Le monde a changé depuis septembre 2011. Après des siècles d’exploitation effrontée, de violence aveugle, de colonisation intempestive, les spoliés de la terre se réveillent et sonnent le tocsin de la vengeance. La paranoïa nous dessine des terroristes à chaque coin de rue. Chaque déflagration sur le globe nous interpelle. Que ce soit Paris ou Barcelone qui saute, nos cœurs chavirent et nous pleurons les martyres. Plusieurs des auteurs de ces carnages, non appréhendés, deviennent des fugitifs en cavale. Trouveront-ils chaussures à leurs pieds avec un passeport haïtien, pour perpétuer leur travail de sape ?

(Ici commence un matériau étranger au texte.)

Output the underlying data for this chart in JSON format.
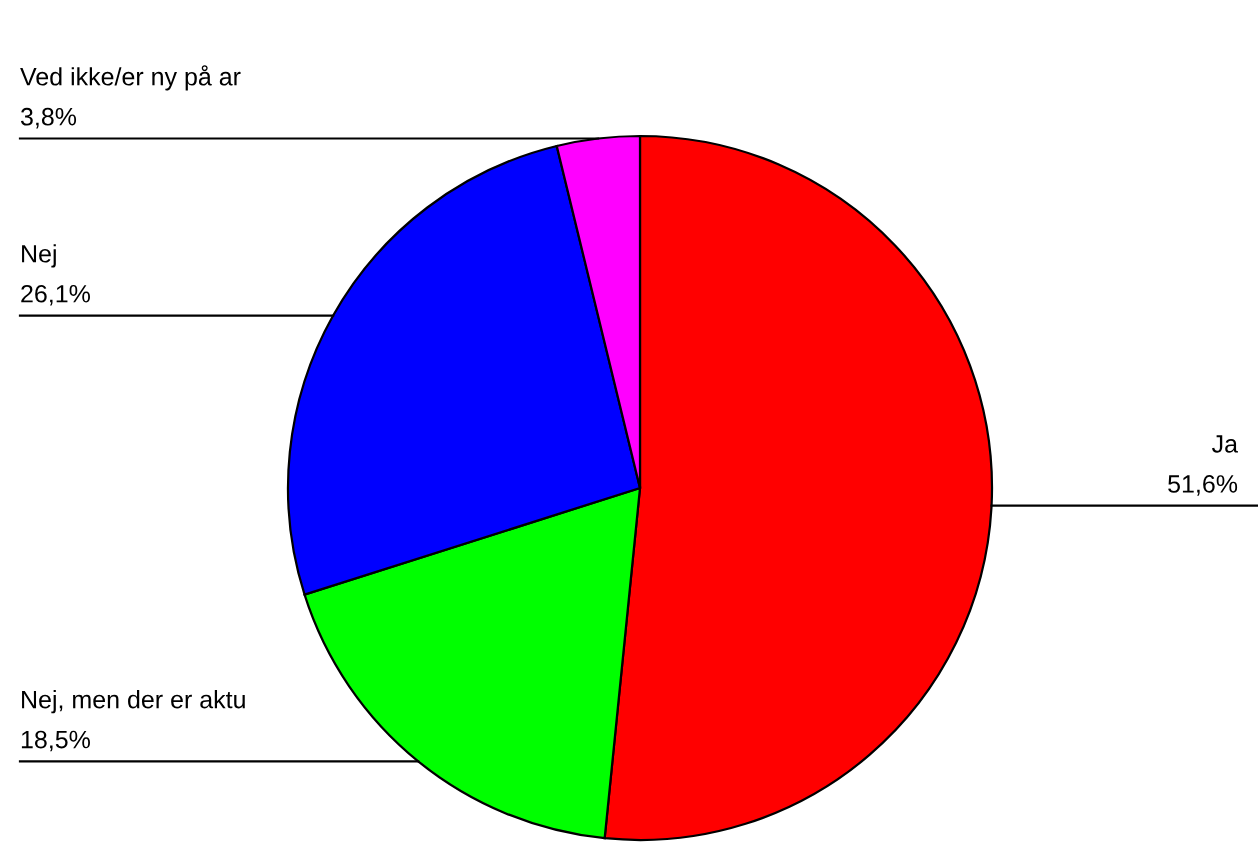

Si, pour quelques dollars de plus, nous sommes prêts à vendre notre âme au diable, ayons au moins une pensée pour les innocentes victimes collatérales qui ne demandaient qu’à vivre simplement leur vie, loin du ‘’bling-bling’’, loin de cette maladie obsessionnelle de s’affirmer, de se montrer, de gravir les échelons sociaux vers les parenthèses enchantées.

Rien ne va plus chez nous. La justice n’est qu’un mot vide de sens, un assemblage de lettres obscures à faire rire les cons. Haïti ne produit aucune arme à feu, mais leur prolifération sur le territoire donne la sueur froide. Même l’Église en distribue, en veux-tu, en voilà ! La faim a un pays. L’institution charitable, « La Caisse d’Assistance Sociale », destinée à aider les plus pauvres, se trouve avec une directrice, menottée et emprisonnée, pour avoir siphonné, ratiboisé le fonds de 21 milliards de gourdes disponible… Si on se met à déblatérer sur le chemin de croix de la corruption, on n’en finira jamais, tant la liste est longue et non exhaustive.

Dans cette culture d’Alibaba où chacun exerce son droit d’extorsion, sans gêne et sans pudeur, la palme revient à celui qui a ramassé la plus grosse part du gâteau national. C’est ce qui explique la conversion naturelle de chaque homme d’affaires, de chaque politicien, de chaque gestionnaire public, de chaque fonctionnaire en un voleur patenté, dépouillant le pays avec le plus d’avidité possible. Ils sont devenus par la force des choses une clique d’abrutis.

En conséquence, de là à vendre un passeport à Ben Laden, s’il était encore en vie, il n’y aurait, pour ces bandits légaux à cravate, qu’un petit pas à franchir, sans remords et sans sourciller. Pauvre Haïti !!!